Let’s start with culmination. I always find it interesting when “literary” authors consider non linked works to be a part of a series (see Toni Morrison’s Dante trilogy or the Beau Sauvage books of Jesmyn Ward). While that is not what Brandon Taylor claims to be doing with The Late Americans, this book feels like a natural endpoint of Real Life and Filthy Animals with its interlocking narratives of the kind of toxic friendship possible only in the pressure cooker of college campuses.

Which brings me to the idea of “the novel.” What does it mean when this term is slapped on the front of a novel? Does it have to focus on the journey of one character? If it focuses on more than one character, do they have to travel through the same plot and arrive at the same climax? Or is it enough for a “novel” to capture a place or an aesthetic moment? Is it enough for a “novel” to be an anthropological study of how different people will react under shared conditions?

I will not claim to have conclusions or opinions on any of the above, but these are the conversations I had with myself while reading.

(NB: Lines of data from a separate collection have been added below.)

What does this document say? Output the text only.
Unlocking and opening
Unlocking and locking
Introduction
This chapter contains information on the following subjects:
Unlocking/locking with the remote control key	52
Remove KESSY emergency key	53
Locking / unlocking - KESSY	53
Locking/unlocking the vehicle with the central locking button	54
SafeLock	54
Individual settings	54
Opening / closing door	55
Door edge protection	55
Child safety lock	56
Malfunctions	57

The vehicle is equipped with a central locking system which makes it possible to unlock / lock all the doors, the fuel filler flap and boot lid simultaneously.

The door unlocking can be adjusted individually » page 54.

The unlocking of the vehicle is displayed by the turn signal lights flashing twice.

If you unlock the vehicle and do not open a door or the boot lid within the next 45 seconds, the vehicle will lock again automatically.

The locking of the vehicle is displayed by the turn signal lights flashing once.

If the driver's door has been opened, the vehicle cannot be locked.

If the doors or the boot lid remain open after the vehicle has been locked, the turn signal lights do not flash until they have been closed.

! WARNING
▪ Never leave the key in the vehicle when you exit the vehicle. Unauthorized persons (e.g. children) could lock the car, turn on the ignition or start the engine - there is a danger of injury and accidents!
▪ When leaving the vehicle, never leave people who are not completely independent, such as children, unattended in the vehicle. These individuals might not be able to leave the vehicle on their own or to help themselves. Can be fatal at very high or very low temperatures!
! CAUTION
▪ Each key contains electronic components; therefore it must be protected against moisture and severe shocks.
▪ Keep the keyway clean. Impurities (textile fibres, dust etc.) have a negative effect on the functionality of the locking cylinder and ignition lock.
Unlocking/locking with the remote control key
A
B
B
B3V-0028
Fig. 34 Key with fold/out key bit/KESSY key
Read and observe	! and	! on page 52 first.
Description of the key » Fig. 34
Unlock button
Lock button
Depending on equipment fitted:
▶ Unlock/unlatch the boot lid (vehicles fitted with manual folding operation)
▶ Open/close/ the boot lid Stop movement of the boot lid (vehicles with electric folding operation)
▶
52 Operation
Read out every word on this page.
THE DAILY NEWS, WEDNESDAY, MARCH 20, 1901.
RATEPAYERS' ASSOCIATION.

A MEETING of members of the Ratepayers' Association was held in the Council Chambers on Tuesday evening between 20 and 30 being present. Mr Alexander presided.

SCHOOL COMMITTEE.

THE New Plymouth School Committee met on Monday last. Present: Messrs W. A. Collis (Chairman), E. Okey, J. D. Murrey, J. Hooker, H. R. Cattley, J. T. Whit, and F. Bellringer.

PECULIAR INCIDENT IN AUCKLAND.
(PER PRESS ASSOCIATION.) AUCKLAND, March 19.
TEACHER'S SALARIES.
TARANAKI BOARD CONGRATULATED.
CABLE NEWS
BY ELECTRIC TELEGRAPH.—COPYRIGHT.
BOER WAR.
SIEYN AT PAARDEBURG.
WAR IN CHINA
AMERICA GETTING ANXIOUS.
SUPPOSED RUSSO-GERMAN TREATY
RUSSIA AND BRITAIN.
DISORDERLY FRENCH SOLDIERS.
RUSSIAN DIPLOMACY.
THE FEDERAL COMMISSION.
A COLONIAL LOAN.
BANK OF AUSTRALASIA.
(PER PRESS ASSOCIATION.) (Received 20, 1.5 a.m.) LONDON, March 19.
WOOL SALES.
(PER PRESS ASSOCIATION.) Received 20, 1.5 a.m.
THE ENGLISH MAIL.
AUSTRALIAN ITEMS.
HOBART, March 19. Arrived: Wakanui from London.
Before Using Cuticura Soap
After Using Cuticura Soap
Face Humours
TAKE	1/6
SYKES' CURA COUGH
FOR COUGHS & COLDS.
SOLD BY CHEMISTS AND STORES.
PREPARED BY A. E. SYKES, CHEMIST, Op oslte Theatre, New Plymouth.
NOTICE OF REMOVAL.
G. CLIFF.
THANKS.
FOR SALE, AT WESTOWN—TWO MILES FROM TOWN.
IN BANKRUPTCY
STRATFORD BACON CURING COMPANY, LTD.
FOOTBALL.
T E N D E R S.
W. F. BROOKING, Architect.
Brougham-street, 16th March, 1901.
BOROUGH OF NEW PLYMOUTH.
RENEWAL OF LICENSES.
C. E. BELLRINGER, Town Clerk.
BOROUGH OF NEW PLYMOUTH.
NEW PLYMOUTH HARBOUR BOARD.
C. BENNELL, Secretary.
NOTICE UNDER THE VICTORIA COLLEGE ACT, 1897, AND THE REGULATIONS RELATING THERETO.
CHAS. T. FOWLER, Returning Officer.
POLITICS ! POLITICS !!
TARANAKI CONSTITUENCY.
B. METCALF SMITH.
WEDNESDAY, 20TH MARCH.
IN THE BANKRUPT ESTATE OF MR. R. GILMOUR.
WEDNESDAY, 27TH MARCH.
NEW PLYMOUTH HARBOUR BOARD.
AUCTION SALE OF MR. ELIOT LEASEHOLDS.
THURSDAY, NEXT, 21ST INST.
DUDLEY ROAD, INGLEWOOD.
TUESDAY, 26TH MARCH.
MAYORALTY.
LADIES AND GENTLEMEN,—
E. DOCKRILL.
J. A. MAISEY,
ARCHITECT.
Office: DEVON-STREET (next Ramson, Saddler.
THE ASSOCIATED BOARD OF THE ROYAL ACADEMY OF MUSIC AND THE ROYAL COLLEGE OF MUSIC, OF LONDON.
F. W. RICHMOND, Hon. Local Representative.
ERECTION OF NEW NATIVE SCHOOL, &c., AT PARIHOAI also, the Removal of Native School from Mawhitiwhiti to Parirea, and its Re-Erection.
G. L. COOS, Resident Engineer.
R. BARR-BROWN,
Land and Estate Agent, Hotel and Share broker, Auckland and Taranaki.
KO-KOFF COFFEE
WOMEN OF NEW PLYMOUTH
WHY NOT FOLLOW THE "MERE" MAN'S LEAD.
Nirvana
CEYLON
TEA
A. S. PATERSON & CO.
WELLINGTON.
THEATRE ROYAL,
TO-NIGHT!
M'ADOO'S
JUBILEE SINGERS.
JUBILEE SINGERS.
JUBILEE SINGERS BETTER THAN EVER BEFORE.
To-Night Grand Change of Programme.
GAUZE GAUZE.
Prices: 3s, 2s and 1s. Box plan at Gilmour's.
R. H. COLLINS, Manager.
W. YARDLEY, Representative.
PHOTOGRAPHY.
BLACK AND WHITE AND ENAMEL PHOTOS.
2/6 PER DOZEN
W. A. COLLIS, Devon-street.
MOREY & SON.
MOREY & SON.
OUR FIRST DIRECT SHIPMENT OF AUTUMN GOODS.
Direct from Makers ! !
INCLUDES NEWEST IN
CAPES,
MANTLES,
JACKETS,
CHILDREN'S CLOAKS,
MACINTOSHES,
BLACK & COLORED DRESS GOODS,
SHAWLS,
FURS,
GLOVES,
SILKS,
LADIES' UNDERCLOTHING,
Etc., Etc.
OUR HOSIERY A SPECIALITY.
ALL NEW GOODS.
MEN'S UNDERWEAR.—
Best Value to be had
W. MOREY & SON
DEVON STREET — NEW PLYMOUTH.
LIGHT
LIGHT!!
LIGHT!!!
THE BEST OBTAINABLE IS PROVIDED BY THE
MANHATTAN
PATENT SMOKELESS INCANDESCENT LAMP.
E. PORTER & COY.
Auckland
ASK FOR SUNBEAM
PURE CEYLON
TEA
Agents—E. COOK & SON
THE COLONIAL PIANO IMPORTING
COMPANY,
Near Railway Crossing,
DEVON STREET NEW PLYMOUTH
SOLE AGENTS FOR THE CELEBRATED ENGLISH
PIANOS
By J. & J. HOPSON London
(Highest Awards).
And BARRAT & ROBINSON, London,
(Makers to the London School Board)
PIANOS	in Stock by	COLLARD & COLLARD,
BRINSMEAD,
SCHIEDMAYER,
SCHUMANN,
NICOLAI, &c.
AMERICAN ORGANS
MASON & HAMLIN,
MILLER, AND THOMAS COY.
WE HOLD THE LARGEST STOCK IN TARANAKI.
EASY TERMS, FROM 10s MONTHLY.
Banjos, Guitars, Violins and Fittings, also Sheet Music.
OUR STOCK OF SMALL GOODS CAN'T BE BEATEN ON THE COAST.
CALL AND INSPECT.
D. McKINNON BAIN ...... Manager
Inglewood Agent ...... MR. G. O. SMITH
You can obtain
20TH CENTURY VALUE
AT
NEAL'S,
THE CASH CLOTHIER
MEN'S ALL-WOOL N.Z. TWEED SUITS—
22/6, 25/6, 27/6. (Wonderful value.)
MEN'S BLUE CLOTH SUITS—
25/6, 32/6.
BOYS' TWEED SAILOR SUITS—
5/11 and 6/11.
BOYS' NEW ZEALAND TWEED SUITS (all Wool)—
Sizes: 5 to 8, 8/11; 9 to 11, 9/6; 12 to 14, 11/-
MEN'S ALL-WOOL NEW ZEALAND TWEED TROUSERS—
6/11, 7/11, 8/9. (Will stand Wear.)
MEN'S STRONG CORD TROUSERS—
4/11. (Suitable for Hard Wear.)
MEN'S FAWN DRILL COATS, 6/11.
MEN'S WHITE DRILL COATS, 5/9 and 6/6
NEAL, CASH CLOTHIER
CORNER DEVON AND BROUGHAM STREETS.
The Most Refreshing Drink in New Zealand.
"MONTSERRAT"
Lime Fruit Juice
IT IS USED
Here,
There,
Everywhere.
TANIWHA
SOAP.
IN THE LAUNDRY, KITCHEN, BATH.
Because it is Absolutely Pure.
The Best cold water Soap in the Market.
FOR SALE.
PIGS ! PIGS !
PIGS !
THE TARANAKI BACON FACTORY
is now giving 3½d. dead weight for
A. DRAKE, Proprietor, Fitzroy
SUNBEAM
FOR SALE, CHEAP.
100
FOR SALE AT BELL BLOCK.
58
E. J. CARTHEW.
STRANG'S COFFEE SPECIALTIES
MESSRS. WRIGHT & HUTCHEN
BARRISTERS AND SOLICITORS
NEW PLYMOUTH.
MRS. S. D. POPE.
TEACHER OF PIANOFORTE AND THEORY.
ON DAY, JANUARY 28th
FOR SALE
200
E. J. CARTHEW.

Do I think it will be awards nominated? I really think it’s a 50/50 shot. I wonder if, especially for the Booker, the “novel” question may affect its chances. I do think the atmosphere and mood of this book is second only to maybe The Shards this year, and there is something to be celebrated in how Taylor can take the character study of the Russian greats and infuse their stories with the kind of suburban disquiet of Shirley Jackson to make realism feel like a domestic thriller or a ghost story.